Cuando me preguntan de qué temas suelo escribir, simplemente respondo: “de cualquier cosa que me apasione” Pero hay una cosa que me apasiona, que me fascina, que me ha cambiado la vida, de la que no había escrito hasta ahora: me refiero a la experiencia de irme de Misiones en Semana Santa.
Sí, soy católica, y lo digo con una sonrisa de oreja a oreja. Se los puedo asegurar: lo mejor que he hecho en mi vida entera ha sido irme de misiones en Semana Santa.
Este año ya fue la tercera vez que me fui de misiones. Y al comentarle eso a una compañera en el primer día, ella, que era nueva en todo esto, me preguntó con una cara de susto e intriga: “¿y qué te hizo volver?” Yo me abalancé a responderle con un entusiasmo que, en retrospectiva pienso que le habrá resultado un poco raro y exagerado. Recuerdo que le dije algo así: “Porque ya sentía que lo necesitaba, la última vez que me fui de misiones fue en el año 2011, y fue LO MÁXIMO; necesito volver a sentir que estoy haciendo algo por los demás, ¿sabes? que soy útil para Dios, que trabajo para el bien. Es la sensación más gratificante que existe en el mundo, es hermoso, misiones te cambia la vida, suena súper rayado, pero es así, te revitaliza el espíritu, te devuelve la esperanza, necesito volver a sentir eso.” Ella me miraba con atención; luego de mi inspirada respuesta, mi nueva amiga me respondió en un tono escéptico: “Si, todo el mundo dice eso, que misiones te cambia la vida…”

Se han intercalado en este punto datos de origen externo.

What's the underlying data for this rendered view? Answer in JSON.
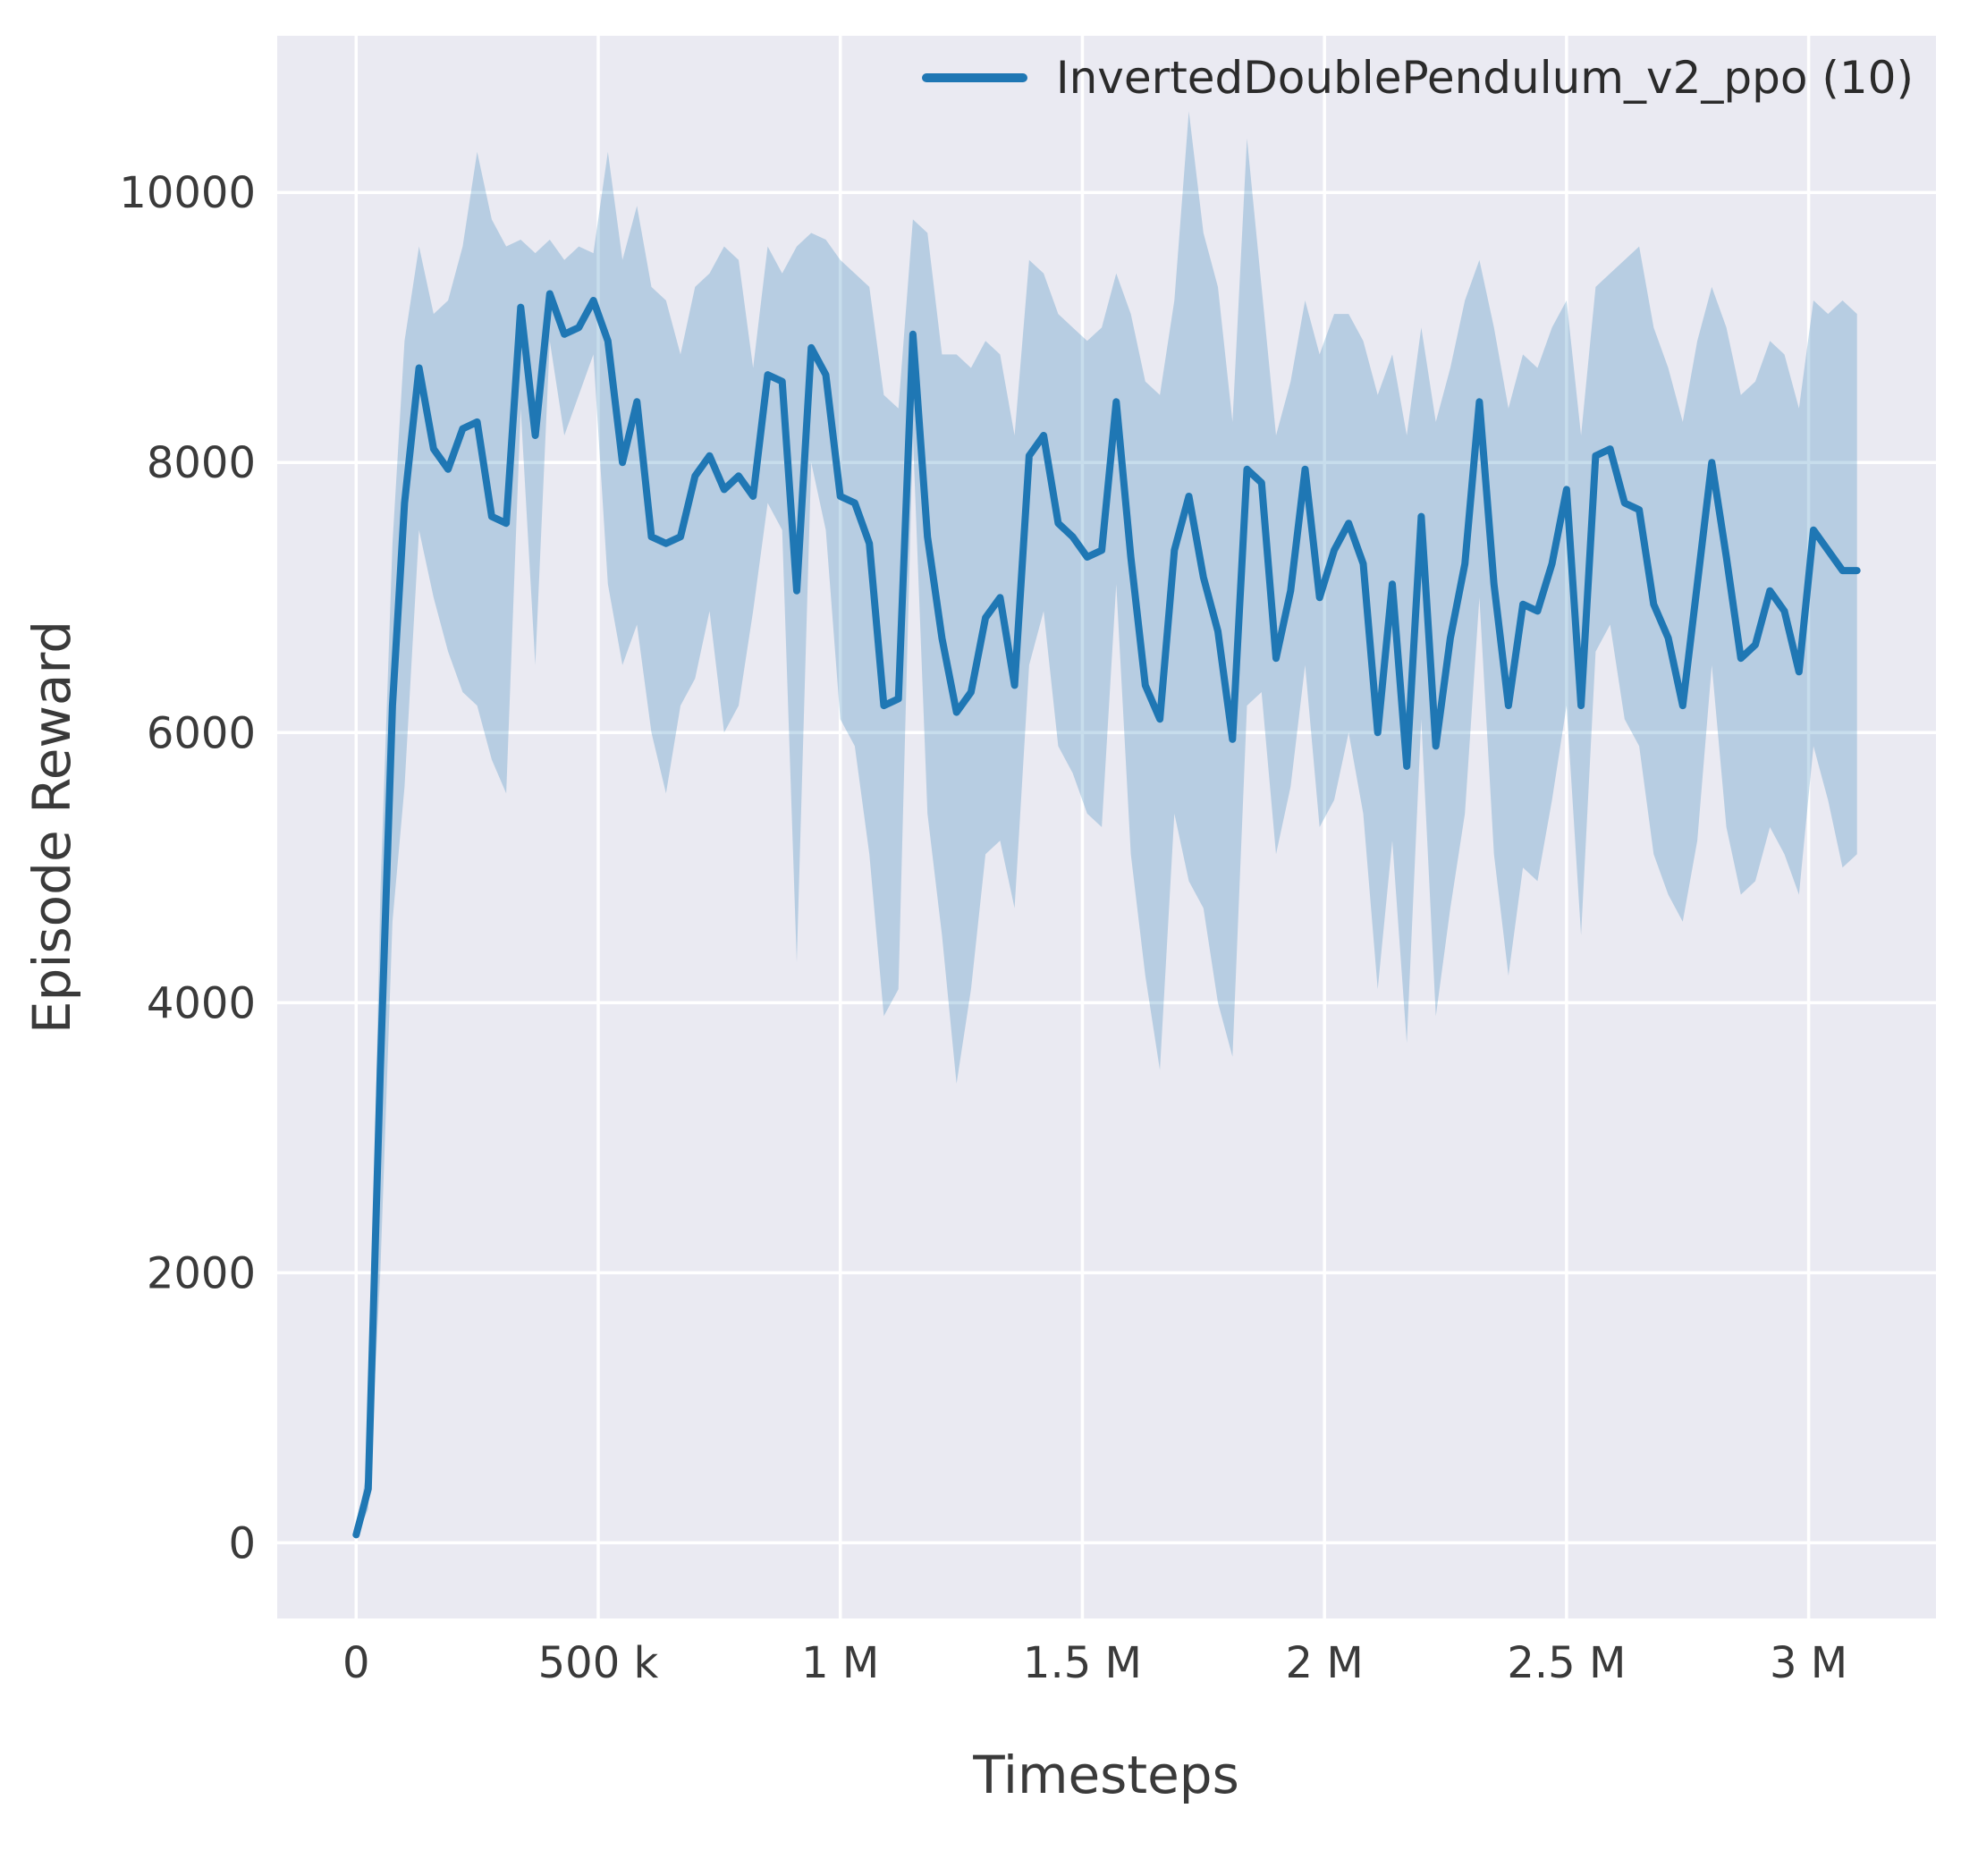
{
  "chart_data": {
    "type": "line",
    "title": "",
    "xlabel": "Timesteps",
    "ylabel": "Episode Reward",
    "grid": true,
    "legend_position": "upper right",
    "xlim": [
      -163000,
      3263000
    ],
    "ylim": [
      -560,
      11160
    ],
    "x_tick_values": [
      0,
      500000,
      1000000,
      1500000,
      2000000,
      2500000,
      3000000
    ],
    "x_tick_labels": [
      "0",
      "500 k",
      "1 M",
      "1.5 M",
      "2 M",
      "2.5 M",
      "3 M"
    ],
    "y_tick_values": [
      0,
      2000,
      4000,
      6000,
      8000,
      10000
    ],
    "y_tick_labels": [
      "0",
      "2000",
      "4000",
      "6000",
      "8000",
      "10000"
    ],
    "colors": {
      "plot_bg": "#eaeaf2",
      "grid": "#ffffff",
      "text": "#3a3a3a",
      "band_opacity": 0.25
    },
    "series": [
      {
        "name": "InvertedDoublePendulum_v2_ppo (10)",
        "color": "#1f77b4",
        "x": [
          0,
          25000,
          50000,
          75000,
          100000,
          130000,
          160000,
          190000,
          220000,
          250000,
          280000,
          310000,
          340000,
          370000,
          400000,
          430000,
          460000,
          490000,
          520000,
          550000,
          580000,
          610000,
          640000,
          670000,
          700000,
          730000,
          760000,
          790000,
          820000,
          850000,
          880000,
          910000,
          940000,
          970000,
          1000000,
          1030000,
          1060000,
          1090000,
          1120000,
          1150000,
          1180000,
          1210000,
          1240000,
          1270000,
          1300000,
          1330000,
          1360000,
          1390000,
          1420000,
          1450000,
          1480000,
          1510000,
          1540000,
          1570000,
          1600000,
          1630000,
          1660000,
          1690000,
          1720000,
          1750000,
          1780000,
          1810000,
          1840000,
          1870000,
          1900000,
          1930000,
          1960000,
          1990000,
          2020000,
          2050000,
          2080000,
          2110000,
          2140000,
          2170000,
          2200000,
          2230000,
          2260000,
          2290000,
          2320000,
          2350000,
          2380000,
          2410000,
          2440000,
          2470000,
          2500000,
          2530000,
          2560000,
          2590000,
          2620000,
          2650000,
          2680000,
          2710000,
          2740000,
          2770000,
          2800000,
          2830000,
          2860000,
          2890000,
          2920000,
          2950000,
          2980000,
          3010000,
          3040000,
          3070000,
          3100000
        ],
        "mean": [
          60,
          400,
          3500,
          6200,
          7700,
          8700,
          8100,
          7950,
          8250,
          8300,
          7600,
          7550,
          9150,
          8200,
          9250,
          8950,
          9000,
          9200,
          8900,
          8000,
          8450,
          7450,
          7400,
          7450,
          7900,
          8050,
          7800,
          7900,
          7750,
          8650,
          8600,
          7050,
          8850,
          8650,
          7750,
          7700,
          7400,
          6200,
          6250,
          8950,
          7450,
          6700,
          6150,
          6300,
          6850,
          7000,
          6350,
          8050,
          8200,
          7550,
          7450,
          7300,
          7350,
          8450,
          7300,
          6350,
          6100,
          7350,
          7750,
          7150,
          6750,
          5950,
          7950,
          7850,
          6550,
          7050,
          7950,
          7000,
          7350,
          7550,
          7250,
          6000,
          7100,
          5750,
          7600,
          5900,
          6700,
          7250,
          8450,
          7100,
          6200,
          6950,
          6900,
          7250,
          7800,
          6200,
          8050,
          8100,
          7700,
          7650,
          6950,
          6700,
          6200,
          7100,
          8000,
          7300,
          6550,
          6650,
          7050,
          6900,
          6450,
          7500,
          7350,
          7200,
          7200
        ],
        "band_low": [
          40,
          250,
          2000,
          4600,
          5600,
          7500,
          7000,
          6600,
          6300,
          6200,
          5800,
          5550,
          8400,
          6500,
          8900,
          8200,
          8500,
          8800,
          7100,
          6500,
          6800,
          6000,
          5550,
          6200,
          6400,
          6900,
          6000,
          6200,
          6900,
          7700,
          7500,
          4300,
          8000,
          7500,
          6100,
          5900,
          5100,
          3900,
          4100,
          8200,
          5400,
          4500,
          3400,
          4100,
          5100,
          5200,
          4700,
          6500,
          6900,
          5900,
          5700,
          5400,
          5300,
          7100,
          5100,
          4200,
          3500,
          5400,
          4900,
          4700,
          4000,
          3600,
          6200,
          6300,
          5100,
          5600,
          6500,
          5300,
          5500,
          6000,
          5400,
          4100,
          5200,
          3700,
          6100,
          3900,
          4700,
          5400,
          7000,
          5100,
          4200,
          5000,
          4900,
          5500,
          6200,
          4500,
          6600,
          6800,
          6100,
          5900,
          5100,
          4800,
          4600,
          5200,
          6500,
          5300,
          4800,
          4900,
          5300,
          5100,
          4800,
          5900,
          5500,
          5000,
          5100
        ],
        "band_high": [
          90,
          600,
          4800,
          7400,
          8900,
          9600,
          9100,
          9200,
          9600,
          10300,
          9800,
          9600,
          9650,
          9550,
          9650,
          9500,
          9600,
          9550,
          10300,
          9500,
          9900,
          9300,
          9200,
          8800,
          9300,
          9400,
          9600,
          9500,
          8700,
          9600,
          9400,
          9600,
          9700,
          9650,
          9500,
          9400,
          9300,
          8500,
          8400,
          9800,
          9700,
          8800,
          8800,
          8700,
          8900,
          8800,
          8200,
          9500,
          9400,
          9100,
          9000,
          8900,
          9000,
          9400,
          9100,
          8600,
          8500,
          9200,
          10600,
          9700,
          9300,
          8300,
          10400,
          9300,
          8200,
          8600,
          9200,
          8800,
          9100,
          9100,
          8900,
          8500,
          8800,
          8200,
          9000,
          8300,
          8700,
          9200,
          9500,
          9000,
          8400,
          8800,
          8700,
          9000,
          9200,
          8200,
          9300,
          9400,
          9500,
          9600,
          9000,
          8700,
          8300,
          8900,
          9300,
          9000,
          8500,
          8600,
          8900,
          8800,
          8400,
          9200,
          9100,
          9200,
          9100
        ]
      }
    ]
  }
}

Basta con probar una milésima parte del amor de Dios para entender que no hay nada mejor en todo el universo, y para convencerte de que la mejor decisión que puedes tomar es compartir tu vida con Él.
Esa niña, que se fue de misiones sin saber mucho en qué carrizo se estaba metiendo, al término de la semana estaba totalmente encantada. Hoy en día, ella también dice que irte de misiones de te cambia la vida. Sin duda, Dios le tocó el corazón.
Pero irse de misiones es rudo. Vas a pasar trabajo: usualmente no comes bien, te toca dormir en el suelo, lidiar con toda clase de insectos, y con la falta de agua y de luz, caminas muchísimo, duermes poco y a veces pasas días sin bañarte. Es un fenómeno: estas sucia y agotada físicamente, pero no te importa, porque eres increíblemente feliz.
En la Semana Santa del 2011, hicimos nada más y nada menos que diez horas en autobús para llegar al pueblito en el que nos quedamos, un lugar extraviado en los llanos venezolanos del estado Portuguesa. Ni siquiera habíamos llegado, y ya estábamos agotadas del largo viaje. Alrededor de las 7 de la noche finalmente nos bajamos del autobús a una calle de tierra, para encontrarnos a pocos metros, a una treintena de personas reunidas frente a un altar improvisado con una imagen de la Virgen de Coromoto y un señor a su lado con un sombrero de cogollo y un cuatro, entonando una canción especialmente escrita para darnos la bienvenida a nosotras, las misioneras. Entre la oscuridad distinguíamos las caras sonrientes, y unos pocos fuegos artificiales en el cielo que compraron entre todos para la ocasión. Al final hubo aplausos. Se pueden imaginar el cariño que le agarramos a la gente de ese humilde pueblo…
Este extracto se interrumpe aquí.